Yesterday was a perfect morning. Did you see it? I happened to be awake just before sunrise. The constellation Orion was low in the sky, his mighty belt bright beyond belief. It was not night, but it was not morning, just yet. Suddenly, long fingers of sunlight reached over the horizon and seemed to gather the last fragments of darkness into a bright fist of fire. The cloud bottoms burned red. The sun was up at last. It was morning after all, a new day, a new dawn of possibility. This all happened in three minutes and I breathed it in. It stayed with me for hours.
Most mornings are like that. Every one seems to orchestrate a drama of hopefulness to start each day. While I am not out of bed every morning at sunrise, I know that it is there. Each one is different. Each one is worth getting up for. I take that on faith, a faith that is proven every day even in the worst of times.
The British poet Percy Shelley wrote about times like these in his poem "Ode to the West Wind." I picture Shelley standing on a hillside above the wild Mediterranean Sea while the autumnal winds drive the waves into a frenzy below his feet.
Shelley was an idealist who dreamed of a better society in 19th century England. He was disappointed again and again. Apparent failure was his closest companion. Eventually he found himself in self-imposed exile. Times were hard, but he still saw opportunity. As he observed in the poem: "If winter comes, can spring be far behind?" Shelley knew that bitter winds can spread the seeds of future harvests.
Here in Buffalo, we are quite familiar with all sorts of winters:
*The epic winter in 1977 with snow piled up to roof level and cars that had to be abandoned along every highway.

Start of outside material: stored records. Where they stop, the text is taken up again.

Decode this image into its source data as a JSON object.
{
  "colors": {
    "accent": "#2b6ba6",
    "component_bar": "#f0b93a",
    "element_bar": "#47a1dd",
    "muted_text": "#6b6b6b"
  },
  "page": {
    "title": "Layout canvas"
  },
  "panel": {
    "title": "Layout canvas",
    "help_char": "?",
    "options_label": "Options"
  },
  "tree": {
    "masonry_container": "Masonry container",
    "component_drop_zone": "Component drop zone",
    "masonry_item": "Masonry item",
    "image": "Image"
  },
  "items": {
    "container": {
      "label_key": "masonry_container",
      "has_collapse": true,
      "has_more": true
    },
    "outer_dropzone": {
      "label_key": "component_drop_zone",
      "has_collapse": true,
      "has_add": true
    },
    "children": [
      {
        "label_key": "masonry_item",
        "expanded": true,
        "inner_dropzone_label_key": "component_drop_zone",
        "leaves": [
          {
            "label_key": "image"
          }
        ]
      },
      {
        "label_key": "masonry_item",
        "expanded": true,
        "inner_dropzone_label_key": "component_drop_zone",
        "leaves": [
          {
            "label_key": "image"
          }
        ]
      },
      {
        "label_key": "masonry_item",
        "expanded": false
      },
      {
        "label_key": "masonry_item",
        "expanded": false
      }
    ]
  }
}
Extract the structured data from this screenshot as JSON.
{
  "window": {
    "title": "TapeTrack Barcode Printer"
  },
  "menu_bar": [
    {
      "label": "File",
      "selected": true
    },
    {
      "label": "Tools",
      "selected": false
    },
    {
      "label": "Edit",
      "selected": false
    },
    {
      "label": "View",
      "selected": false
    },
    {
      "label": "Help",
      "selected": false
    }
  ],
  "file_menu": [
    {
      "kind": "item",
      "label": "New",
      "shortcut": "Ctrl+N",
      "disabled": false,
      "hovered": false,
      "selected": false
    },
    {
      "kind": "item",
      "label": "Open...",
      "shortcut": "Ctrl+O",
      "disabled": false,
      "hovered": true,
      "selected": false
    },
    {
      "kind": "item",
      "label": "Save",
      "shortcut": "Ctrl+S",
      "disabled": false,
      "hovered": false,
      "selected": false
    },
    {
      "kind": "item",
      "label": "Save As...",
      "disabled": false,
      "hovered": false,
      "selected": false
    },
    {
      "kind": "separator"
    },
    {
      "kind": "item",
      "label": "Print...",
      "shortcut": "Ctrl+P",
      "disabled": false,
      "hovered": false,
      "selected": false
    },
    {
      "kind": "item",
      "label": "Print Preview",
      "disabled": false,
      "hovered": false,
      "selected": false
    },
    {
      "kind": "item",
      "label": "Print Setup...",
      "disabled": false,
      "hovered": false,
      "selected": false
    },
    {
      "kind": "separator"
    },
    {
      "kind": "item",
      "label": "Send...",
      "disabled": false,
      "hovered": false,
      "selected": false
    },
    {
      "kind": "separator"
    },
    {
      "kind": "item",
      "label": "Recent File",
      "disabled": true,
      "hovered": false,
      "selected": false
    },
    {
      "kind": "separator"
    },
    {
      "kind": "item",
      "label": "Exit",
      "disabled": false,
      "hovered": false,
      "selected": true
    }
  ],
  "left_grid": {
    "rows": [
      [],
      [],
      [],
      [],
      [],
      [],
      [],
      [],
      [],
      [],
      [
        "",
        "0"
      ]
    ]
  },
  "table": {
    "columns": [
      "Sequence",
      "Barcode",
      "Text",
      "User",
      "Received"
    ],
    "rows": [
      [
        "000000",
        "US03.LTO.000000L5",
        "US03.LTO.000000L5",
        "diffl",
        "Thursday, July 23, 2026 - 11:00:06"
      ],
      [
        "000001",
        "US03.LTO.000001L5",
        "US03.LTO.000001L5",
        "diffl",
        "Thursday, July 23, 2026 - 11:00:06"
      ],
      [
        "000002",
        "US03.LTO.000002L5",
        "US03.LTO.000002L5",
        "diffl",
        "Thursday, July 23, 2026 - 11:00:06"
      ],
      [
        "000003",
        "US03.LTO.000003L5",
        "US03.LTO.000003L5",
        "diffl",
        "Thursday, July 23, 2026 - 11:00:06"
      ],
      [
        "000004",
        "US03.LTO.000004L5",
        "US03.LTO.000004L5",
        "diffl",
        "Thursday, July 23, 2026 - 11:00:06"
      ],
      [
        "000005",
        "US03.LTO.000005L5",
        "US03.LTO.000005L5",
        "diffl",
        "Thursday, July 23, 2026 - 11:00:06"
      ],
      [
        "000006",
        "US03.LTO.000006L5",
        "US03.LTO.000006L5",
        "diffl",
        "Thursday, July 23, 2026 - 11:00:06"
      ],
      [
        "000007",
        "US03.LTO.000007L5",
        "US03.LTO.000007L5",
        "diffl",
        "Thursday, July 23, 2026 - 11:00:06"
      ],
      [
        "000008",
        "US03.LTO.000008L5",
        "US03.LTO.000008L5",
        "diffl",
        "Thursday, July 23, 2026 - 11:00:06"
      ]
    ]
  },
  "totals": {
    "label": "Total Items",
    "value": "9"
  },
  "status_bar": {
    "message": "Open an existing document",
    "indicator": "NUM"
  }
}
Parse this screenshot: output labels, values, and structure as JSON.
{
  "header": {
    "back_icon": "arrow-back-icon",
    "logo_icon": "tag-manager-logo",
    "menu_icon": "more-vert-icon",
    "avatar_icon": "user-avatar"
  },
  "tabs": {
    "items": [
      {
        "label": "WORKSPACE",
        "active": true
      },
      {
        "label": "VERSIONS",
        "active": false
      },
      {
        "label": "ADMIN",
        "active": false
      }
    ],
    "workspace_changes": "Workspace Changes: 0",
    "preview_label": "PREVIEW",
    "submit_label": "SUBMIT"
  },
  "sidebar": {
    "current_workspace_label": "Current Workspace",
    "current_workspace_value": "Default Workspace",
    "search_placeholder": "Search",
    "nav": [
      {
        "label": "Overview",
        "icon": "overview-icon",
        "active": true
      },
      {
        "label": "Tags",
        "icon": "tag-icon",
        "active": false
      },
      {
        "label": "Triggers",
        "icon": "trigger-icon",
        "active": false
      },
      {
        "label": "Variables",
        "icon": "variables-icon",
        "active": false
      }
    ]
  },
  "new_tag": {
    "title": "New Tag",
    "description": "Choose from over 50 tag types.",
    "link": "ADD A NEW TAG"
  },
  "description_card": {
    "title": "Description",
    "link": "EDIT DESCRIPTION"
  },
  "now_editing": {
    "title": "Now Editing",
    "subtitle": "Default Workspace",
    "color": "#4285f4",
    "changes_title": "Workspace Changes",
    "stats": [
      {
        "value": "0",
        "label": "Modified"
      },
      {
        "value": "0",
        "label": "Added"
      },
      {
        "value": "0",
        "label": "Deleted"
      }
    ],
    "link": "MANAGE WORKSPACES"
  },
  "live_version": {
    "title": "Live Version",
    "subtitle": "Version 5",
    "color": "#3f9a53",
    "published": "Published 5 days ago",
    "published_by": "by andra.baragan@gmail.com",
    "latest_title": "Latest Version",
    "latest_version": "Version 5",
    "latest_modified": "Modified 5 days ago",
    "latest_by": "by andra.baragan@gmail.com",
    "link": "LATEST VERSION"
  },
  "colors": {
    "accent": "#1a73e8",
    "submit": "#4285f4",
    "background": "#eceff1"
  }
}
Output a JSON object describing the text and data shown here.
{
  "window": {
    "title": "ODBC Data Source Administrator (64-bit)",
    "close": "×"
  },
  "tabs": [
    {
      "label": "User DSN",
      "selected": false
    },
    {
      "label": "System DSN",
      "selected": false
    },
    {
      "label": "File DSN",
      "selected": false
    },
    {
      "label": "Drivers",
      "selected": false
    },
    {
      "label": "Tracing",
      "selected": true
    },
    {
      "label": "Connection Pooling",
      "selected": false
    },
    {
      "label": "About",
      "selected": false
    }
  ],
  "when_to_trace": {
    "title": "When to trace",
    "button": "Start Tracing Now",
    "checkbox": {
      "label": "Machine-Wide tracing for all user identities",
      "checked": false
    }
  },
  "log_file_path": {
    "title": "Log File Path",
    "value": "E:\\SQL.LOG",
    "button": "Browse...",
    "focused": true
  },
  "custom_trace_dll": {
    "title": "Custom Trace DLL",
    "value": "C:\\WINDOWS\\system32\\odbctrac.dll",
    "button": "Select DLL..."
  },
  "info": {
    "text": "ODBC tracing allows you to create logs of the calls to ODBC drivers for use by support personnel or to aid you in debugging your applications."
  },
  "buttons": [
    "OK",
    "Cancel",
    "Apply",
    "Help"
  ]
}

*The October surprise micro-winter that destroyed thousands of trees and wreaked havoc on shrubs, rooftops and power lines.
*The wintry chill of unemployment. Factories are moving out, children are leaving home and family businesses are vanishing.
*The current market conditions. Along with the snow, unemployment and hard times seem to have blown in off the lake. Pundits predict more of the same or worse for the foreseeable future.
And yet, at least in these parts, we know that the worst winters can bring the best springs.
The Blizzard of '77 has spawned myriad tales of heroic adventure. People trekked through snow valleys for a gallon of milk or to check on a neighbor. The National Guard rolled into town to clear the streets in an effective military-style campaign. Soldiers even had to use metal detectors to find cars buried deep.
During the October storm, neighbors ran extension cords between houses to share power. Thousands of new trees have been replanted, mostly by volunteers. That's an act of faith, too.
Bob Dylan wrote, "The Times They Are a Changin' " during an era of unmitigated trouble. He taught us to keep the faith in spite of coming storms. And I believe him.
As I write this, there's quite a lot of snow blowing outside my window. It is getting hard to see where it is going to end. I wonder if it is the usual precipitation or a confetti storm of worthless stock options. In either case, the cleanup crews are ready and hovering.
The morning may bring new challenges to contend with, but I know there are some fine sunrises up ahead. So get up early and check it out. There is always an upside to every downturn.